We carry only Amish furniture that is made in true Amish shops. There are several “manufacturers” out there that claim to be Amish, when in fact they may have some Amish craftsmen working in the shop, but it’s not truly all Amish. Next time you’re in a store that sells Amish furniture, ask if you can have the phone number of the Amish shop that makes the piece of furniture you’re looking at, call the number, and see if a receptionist answers. Hmmm. Would a true Amish shop have a receptionist? Most all of the shops that we deal with have no electricity or fancy offices. You can’t just pick up the phone to check on an order.
In most cases you have to leave a message on a voice mail and wait for them to check their messages when they get to the phone. Several of the builders that we deal with are strictly mail-based. It can take several days or a week just to check the status of an order. I do have some shops that have a phone in a booth at the end of their driveway. But for most of them, it is a quarter mile or more to the nearest phone.
I have made several Amish friends in the past 20+ years of doing business with them. A few times a year you will see me out in one of the Madison restaurants with them as they pass through town either on business visiting their dealers or just passing through when visiting relatives. While they do drive horse drawn buggies back home, when they travel long distances they usually hire a driver and all pack into a full-size van.
Several of the shops that we deal with do not do their own finishing. This is done by another Amish shop. This is by far the most important part of what separates us from all the other stores that sell Amish furniture. All of the furniture that we sell can be stained and finished to your liking – in more than 25 different options. From regular staining to painting, or from glazing to distressing; just because it’s Amish, doesn’t mean that we can’t do the trendy new finishes for today’s modern home.
Please feel free to browse the site. Come back often as we will update it once a month. Also feel free to contact us should you have any questions about the furniture we carry, the finish that is on it, or the people and shops that build it. We have no secrets and will be glad to tell you all that you wish to know. Any store that won’t tell you these things may be hiding something. We have built a reputation in southern Wisconsin as the premier place to buy Amish handcrafted furniture. And because we have over 130 Amish shops building for us, nobody has more to choose from.
Thanks for taking the time to read this page. I hope it has been informative. If you have any questions or comments please feel free to contact us.

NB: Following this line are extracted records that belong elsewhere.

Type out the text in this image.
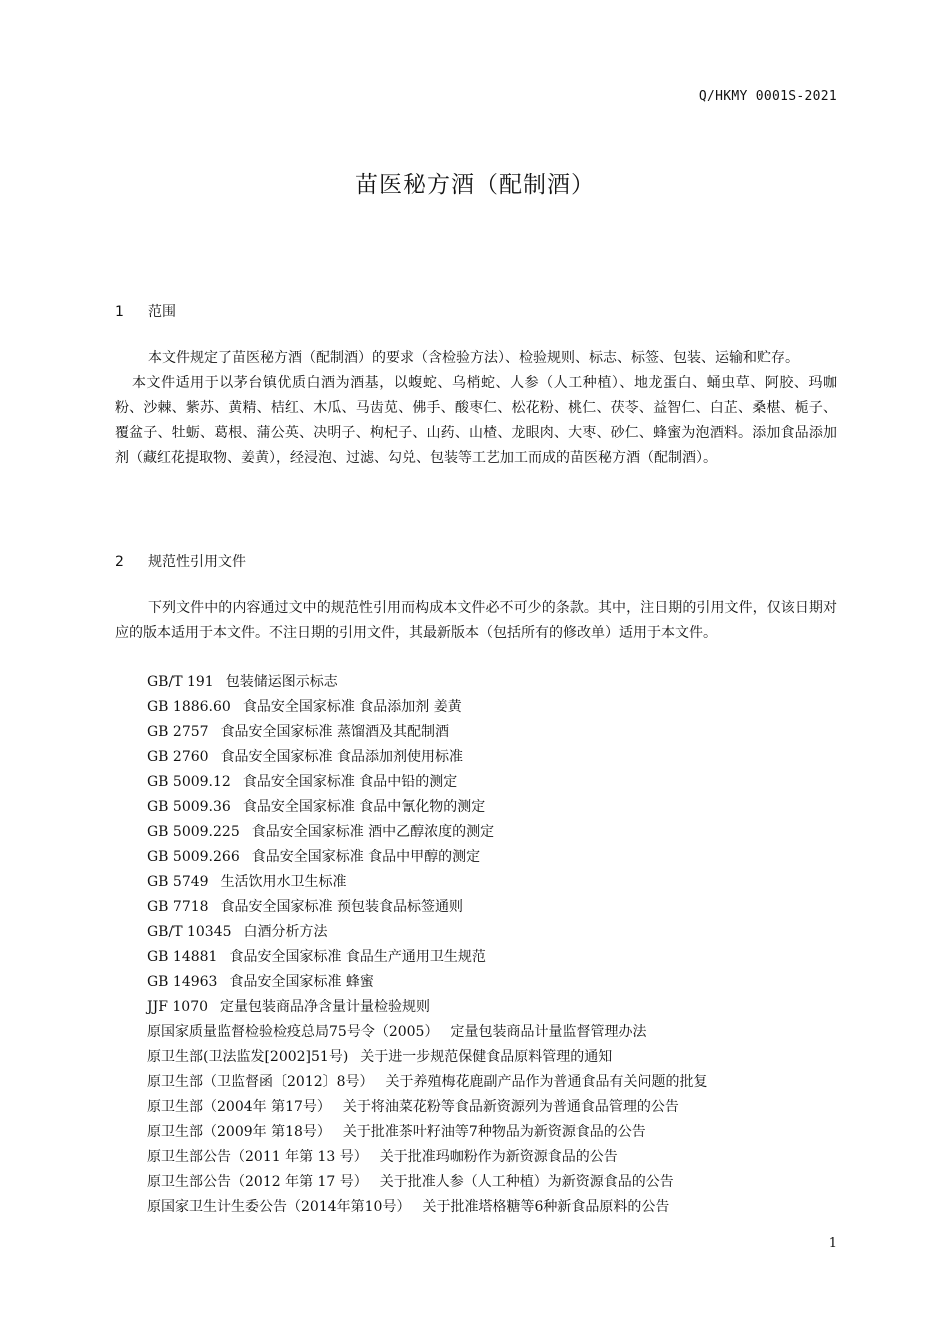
Q/HKMY 0001S-2021
苗医秘方酒（配制酒）
1 范围

本文件规定了苗医秘方酒（配制酒）的要求（含检验方法）、检验规则、标志、标签、包装、运输和贮存。

本文件适用于以茅台镇优质白酒为酒基，以蝮蛇、乌梢蛇、人参（人工种植）、地龙蛋白、蛹虫草、阿胶、玛咖粉、沙棘、紫苏、黄精、桔红、木瓜、马齿苋、佛手、酸枣仁、松花粉、桃仁、茯苓、益智仁、白芷、桑椹、栀子、覆盆子、牡蛎、葛根、蒲公英、决明子、枸杞子、山药、山楂、龙眼肉、大枣、砂仁、蜂蜜为泡酒料。添加食品添加剂（藏红花提取物、姜黄），经浸泡、过滤、勾兑、包装等工艺加工而成的苗医秘方酒（配制酒）。

2 规范性引用文件

下列文件中的内容通过文中的规范性引用而构成本文件必不可少的条款。其中，注日期的引用文件，仅该日期对应的版本适用于本文件。不注日期的引用文件，其最新版本（包括所有的修改单）适用于本文件。

GB/T 191 包装储运图示标志
GB 1886.60 食品安全国家标准 食品添加剂 姜黄
GB 2757 食品安全国家标准 蒸馏酒及其配制酒
GB 2760 食品安全国家标准 食品添加剂使用标准
GB 5009.12 食品安全国家标准 食品中铅的测定
GB 5009.36 食品安全国家标准 食品中氰化物的测定
GB 5009.225 食品安全国家标准 酒中乙醇浓度的测定
GB 5009.266 食品安全国家标准 食品中甲醇的测定
GB 5749 生活饮用水卫生标准
GB 7718 食品安全国家标准 预包装食品标签通则
GB/T 10345 白酒分析方法
GB 14881 食品安全国家标准 食品生产通用卫生规范
GB 14963 食品安全国家标准 蜂蜜
JJF 1070 定量包装商品净含量计量检验规则
原国家质量监督检验检疫总局75号令（2005） 定量包装商品计量监督管理办法
原卫生部(卫法监发[2002]51号) 关于进一步规范保健食品原料管理的通知
原卫生部（卫监督函〔2012〕8号） 关于养殖梅花鹿副产品作为普通食品有关问题的批复
原卫生部（2004年 第17号） 关于将油菜花粉等食品新资源列为普通食品管理的公告
原卫生部（2009年 第18号） 关于批准茶叶籽油等7种物品为新资源食品的公告
原卫生部公告（2011 年第 13 号） 关于批准玛咖粉作为新资源食品的公告
原卫生部公告（2012 年第 17 号） 关于批准人参（人工种植）为新资源食品的公告
原国家卫生计生委公告（2014年第10号） 关于批准塔格糖等6种新食品原料的公告
1
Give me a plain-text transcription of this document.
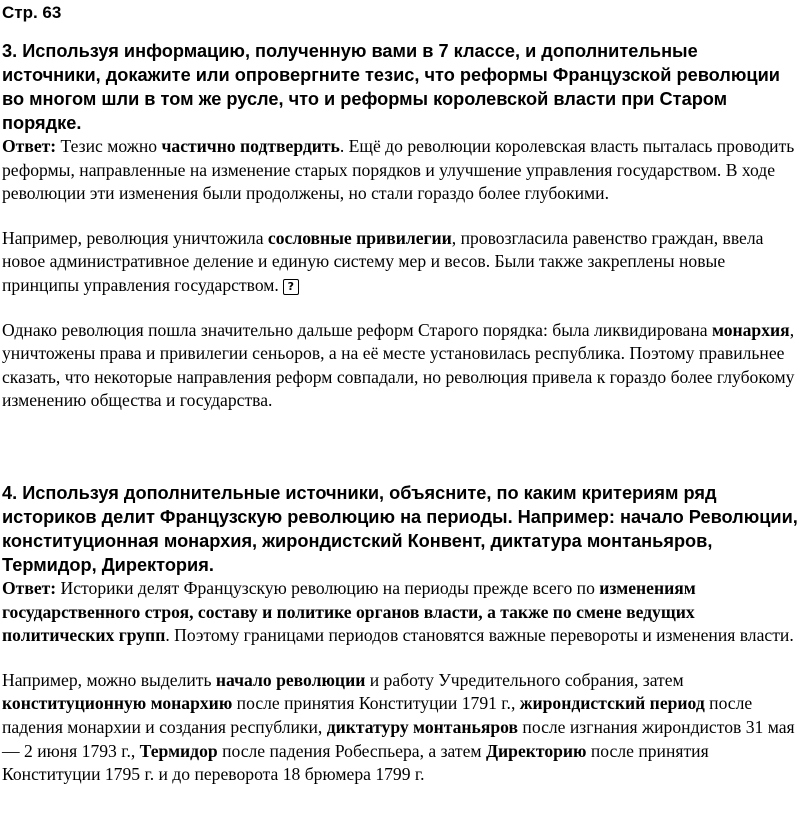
Стр. 63

3. Используя информацию, полученную вами в 7 классе, и дополнительные источники, докажите или опровергните тезис, что реформы Французской революции во многом шли в том же русле, что и реформы королевской власти при Старом порядке.

Ответ: Тезис можно частично подтвердить. Ещё до революции королевская власть пыталась проводить реформы, направленные на изменение старых порядков и улучшение управления государством. В ходе революции эти изменения были продолжены, но стали гораздо более глубокими.

Например, революция уничтожила сословные привилегии, провозгласила равенство граждан, ввела новое административное деление и единую систему мер и весов. Были также закреплены новые принципы управления государством. ?

Однако революция пошла значительно дальше реформ Старого порядка: была ликвидирована монархия, уничтожены права и привилегии сеньоров, а на её месте установилась республика. Поэтому правильнее сказать, что некоторые направления реформ совпадали, но революция привела к гораздо более глубокому изменению общества и государства.

4. Используя дополнительные источники, объясните, по каким критериям ряд историков делит Французскую революцию на периоды. Например: начало Революции, конституционная монархия, жирондистский Конвент, диктатура монтаньяров, Термидор, Директория.

Ответ: Историки делят Французскую революцию на периоды прежде всего по изменениям государственного строя, составу и политике органов власти, а также по смене ведущих политических групп. Поэтому границами периодов становятся важные перевороты и изменения власти.

Например, можно выделить начало революции и работу Учредительного собрания, затем конституционную монархию после принятия Конституции 1791 г., жирондистский период после падения монархии и создания республики, диктатуру монтаньяров после изгнания жирондистов 31 мая — 2 июня 1793 г., Термидор после падения Робеспьера, а затем Директорию после принятия Конституции 1795 г. и до переворота 18 брюмера 1799 г.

A note about Amish Puppy Mills:
Don’s Home Furniture & the staff of DHF do not in any way support businesses, Amish or otherwise, known to be puppy mills. The owners have personally been to the shops of all the Amish we work with to ensure no puppy mills exist at these shops. While a family dog may wander away through the farm fields and come back expecting puppies, dogs are not bred or birthed for profit in these shops; the process is left to Mother Nature, as the Amish believe it should be. The Amish communities we associate with are primarily “furniture communities”; meaning that almost everyone in the community is involved in the building of furniture, regardless of age or sex. Just like any other group of people, there will always be some that do bad things; this is true of the Amish community just as much as in our own communities. To blame all Amish for the choices of some is not just or right. We look into our Amish shops personally for everyone’s benefit.